By targeting a company’s CEO or other top executives, AKA the ‘whales’ that earn the biggest incomes, the phishing technique of whaling hopes to take advantage of the greater value of more valuable targets. The objective of such an attack is to trick the user into giving out personal information, company data, or money.
To avoid these attacks, the best course of action is to set a checking procedure when it comes to transferring funds, like an over-the-phone or face-to-face approval process. Also, be sure to teach your personnel to verify domain names when it comes to wire transfers. Another thing that can be done is to use email filtering protection for incoming emails that notifies the user of emails that are sent from certain domains.
Also termed ‘phishing without a lure’, pharming is a scamming technique that is able to set up malicious software on a PC or a server, leading the user to illegal websites without them knowing about it or approving it.
A wide spread pharming method named domain name system poisoning consists of modifying the table storing the domain name system on a server. This way users are directed to illegal websites when they want to access a legitimate one. After their personal information has been revealed to the illegal website, the attacker can eventually steal the user’s identity.
To avoid this kind of scam you need to utilize a good antivirus program that is able to recognize fake websites and to avoid download programs or files from unknown or unauthorized sources.
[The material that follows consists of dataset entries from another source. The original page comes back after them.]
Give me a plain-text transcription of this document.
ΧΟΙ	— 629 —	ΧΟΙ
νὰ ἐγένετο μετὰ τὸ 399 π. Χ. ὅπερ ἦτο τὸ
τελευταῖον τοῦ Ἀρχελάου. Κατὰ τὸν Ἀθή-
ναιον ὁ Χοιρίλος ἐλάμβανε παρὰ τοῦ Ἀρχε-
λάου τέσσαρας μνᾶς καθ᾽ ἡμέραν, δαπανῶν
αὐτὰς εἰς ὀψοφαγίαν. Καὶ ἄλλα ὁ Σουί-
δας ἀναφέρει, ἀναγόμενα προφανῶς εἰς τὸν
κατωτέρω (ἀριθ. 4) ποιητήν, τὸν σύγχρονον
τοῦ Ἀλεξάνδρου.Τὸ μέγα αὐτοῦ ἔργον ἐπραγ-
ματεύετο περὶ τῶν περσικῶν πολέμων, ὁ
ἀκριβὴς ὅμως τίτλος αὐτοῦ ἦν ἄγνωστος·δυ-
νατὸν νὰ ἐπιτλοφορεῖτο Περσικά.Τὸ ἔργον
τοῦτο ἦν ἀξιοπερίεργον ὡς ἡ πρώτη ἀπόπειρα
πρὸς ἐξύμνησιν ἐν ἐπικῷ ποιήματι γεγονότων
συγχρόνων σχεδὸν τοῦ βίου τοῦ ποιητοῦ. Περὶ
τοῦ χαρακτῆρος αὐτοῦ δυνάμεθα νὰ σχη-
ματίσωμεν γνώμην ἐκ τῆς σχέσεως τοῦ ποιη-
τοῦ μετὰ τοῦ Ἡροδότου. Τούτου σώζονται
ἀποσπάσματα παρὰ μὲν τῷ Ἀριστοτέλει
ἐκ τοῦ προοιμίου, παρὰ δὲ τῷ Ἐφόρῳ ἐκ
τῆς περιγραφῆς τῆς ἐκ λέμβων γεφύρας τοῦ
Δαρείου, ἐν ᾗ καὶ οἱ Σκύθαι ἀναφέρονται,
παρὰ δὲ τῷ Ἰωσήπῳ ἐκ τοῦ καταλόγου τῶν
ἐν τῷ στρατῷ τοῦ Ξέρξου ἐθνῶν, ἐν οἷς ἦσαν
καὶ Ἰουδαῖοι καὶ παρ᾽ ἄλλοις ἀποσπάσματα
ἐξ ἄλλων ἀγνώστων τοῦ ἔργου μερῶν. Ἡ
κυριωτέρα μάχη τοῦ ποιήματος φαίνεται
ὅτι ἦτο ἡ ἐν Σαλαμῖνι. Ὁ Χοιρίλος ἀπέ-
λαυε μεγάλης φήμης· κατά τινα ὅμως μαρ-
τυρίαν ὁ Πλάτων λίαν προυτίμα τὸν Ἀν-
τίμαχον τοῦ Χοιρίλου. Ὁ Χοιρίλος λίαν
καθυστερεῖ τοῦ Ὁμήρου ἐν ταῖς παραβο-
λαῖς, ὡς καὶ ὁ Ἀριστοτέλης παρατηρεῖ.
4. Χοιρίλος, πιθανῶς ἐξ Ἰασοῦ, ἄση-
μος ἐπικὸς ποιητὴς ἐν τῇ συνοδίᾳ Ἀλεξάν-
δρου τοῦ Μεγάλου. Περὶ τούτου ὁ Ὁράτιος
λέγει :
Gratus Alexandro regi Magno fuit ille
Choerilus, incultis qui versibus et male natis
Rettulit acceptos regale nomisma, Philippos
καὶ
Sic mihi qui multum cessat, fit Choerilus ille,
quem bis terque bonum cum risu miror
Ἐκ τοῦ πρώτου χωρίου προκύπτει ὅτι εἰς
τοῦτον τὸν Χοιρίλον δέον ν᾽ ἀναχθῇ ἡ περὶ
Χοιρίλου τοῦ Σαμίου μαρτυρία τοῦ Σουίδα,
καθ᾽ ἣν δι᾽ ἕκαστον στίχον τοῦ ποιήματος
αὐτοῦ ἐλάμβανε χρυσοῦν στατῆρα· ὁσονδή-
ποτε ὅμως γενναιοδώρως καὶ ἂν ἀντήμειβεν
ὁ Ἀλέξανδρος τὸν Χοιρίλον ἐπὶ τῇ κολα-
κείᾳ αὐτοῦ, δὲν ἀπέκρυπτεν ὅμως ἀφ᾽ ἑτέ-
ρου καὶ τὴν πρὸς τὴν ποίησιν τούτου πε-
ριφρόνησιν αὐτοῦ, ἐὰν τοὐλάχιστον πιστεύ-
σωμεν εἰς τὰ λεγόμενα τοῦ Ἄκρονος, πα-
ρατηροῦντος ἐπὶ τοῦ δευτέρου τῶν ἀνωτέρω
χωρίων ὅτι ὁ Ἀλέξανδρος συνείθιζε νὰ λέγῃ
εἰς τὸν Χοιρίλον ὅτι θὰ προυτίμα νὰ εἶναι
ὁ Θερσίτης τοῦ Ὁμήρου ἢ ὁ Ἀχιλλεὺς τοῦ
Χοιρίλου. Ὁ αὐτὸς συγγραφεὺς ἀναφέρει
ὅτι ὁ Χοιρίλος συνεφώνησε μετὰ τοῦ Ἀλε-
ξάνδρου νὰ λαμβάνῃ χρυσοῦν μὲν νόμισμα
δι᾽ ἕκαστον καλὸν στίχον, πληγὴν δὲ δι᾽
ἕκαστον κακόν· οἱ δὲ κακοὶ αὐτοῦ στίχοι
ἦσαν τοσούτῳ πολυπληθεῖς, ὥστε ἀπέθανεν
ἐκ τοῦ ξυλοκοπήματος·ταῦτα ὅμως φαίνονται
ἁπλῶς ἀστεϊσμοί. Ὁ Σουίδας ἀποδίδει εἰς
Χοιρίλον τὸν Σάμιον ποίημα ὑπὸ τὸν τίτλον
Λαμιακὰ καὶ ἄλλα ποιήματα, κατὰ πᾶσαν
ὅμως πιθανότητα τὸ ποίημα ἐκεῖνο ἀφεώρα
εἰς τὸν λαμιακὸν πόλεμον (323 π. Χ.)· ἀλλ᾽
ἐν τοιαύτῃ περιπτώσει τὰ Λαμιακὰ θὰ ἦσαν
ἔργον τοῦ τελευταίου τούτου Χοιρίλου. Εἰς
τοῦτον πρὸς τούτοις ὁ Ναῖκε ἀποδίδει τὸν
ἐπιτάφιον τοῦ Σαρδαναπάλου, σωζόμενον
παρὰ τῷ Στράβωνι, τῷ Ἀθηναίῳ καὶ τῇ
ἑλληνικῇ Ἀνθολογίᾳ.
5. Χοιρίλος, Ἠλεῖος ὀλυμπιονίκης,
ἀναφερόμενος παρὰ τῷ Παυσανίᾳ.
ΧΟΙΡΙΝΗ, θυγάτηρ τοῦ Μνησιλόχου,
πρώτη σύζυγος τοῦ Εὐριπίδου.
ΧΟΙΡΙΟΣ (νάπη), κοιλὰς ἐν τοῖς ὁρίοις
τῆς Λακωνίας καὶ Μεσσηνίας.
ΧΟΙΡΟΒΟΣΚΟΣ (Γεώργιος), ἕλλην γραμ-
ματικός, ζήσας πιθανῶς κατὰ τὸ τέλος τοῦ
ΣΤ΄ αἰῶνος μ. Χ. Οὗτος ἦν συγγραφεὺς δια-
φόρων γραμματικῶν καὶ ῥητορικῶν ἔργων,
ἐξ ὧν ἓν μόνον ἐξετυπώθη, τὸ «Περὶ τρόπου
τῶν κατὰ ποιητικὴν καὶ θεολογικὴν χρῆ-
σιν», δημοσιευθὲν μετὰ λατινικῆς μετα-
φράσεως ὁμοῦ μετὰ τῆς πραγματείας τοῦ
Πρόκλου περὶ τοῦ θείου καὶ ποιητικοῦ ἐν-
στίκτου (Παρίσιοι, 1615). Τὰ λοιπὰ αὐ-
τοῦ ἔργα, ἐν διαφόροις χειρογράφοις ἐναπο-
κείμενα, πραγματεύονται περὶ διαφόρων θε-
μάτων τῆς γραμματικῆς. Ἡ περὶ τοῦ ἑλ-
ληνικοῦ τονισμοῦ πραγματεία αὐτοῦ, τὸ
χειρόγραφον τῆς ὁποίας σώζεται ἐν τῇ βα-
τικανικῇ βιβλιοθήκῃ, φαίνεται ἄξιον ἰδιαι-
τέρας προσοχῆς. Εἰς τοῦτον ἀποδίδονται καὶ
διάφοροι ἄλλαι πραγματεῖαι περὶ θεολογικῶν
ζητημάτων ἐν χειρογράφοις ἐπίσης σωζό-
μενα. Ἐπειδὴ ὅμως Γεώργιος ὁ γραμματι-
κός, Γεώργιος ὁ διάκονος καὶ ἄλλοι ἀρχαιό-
Also, ensure you always have your firewall set up and enabled on your PC.
Business Email Compromise (BEC)
These attacks rely on gaining access to a company’s email account and spoofing the owner’s identity to scam the company, its personnel, partners, or clients. Sometimes the criminal behind it just creates an email address that is very similar to the original one, with the objective usually being to convince the victim to send out money.
To defend yourself against this type of attack, among others, use encryption to protect messages by encoding the text inside them and make sure that the recipient is legal. You should also enable the notifications within your email client that alert you when emails are received from senders whose addresses do not match with previous contacts.
Mind you, phishing is a constantly evolving threat, so if you are a business owner, make sure that you invest in the appropriate security solutions so that you and your company can be protected against this type of cyber attack.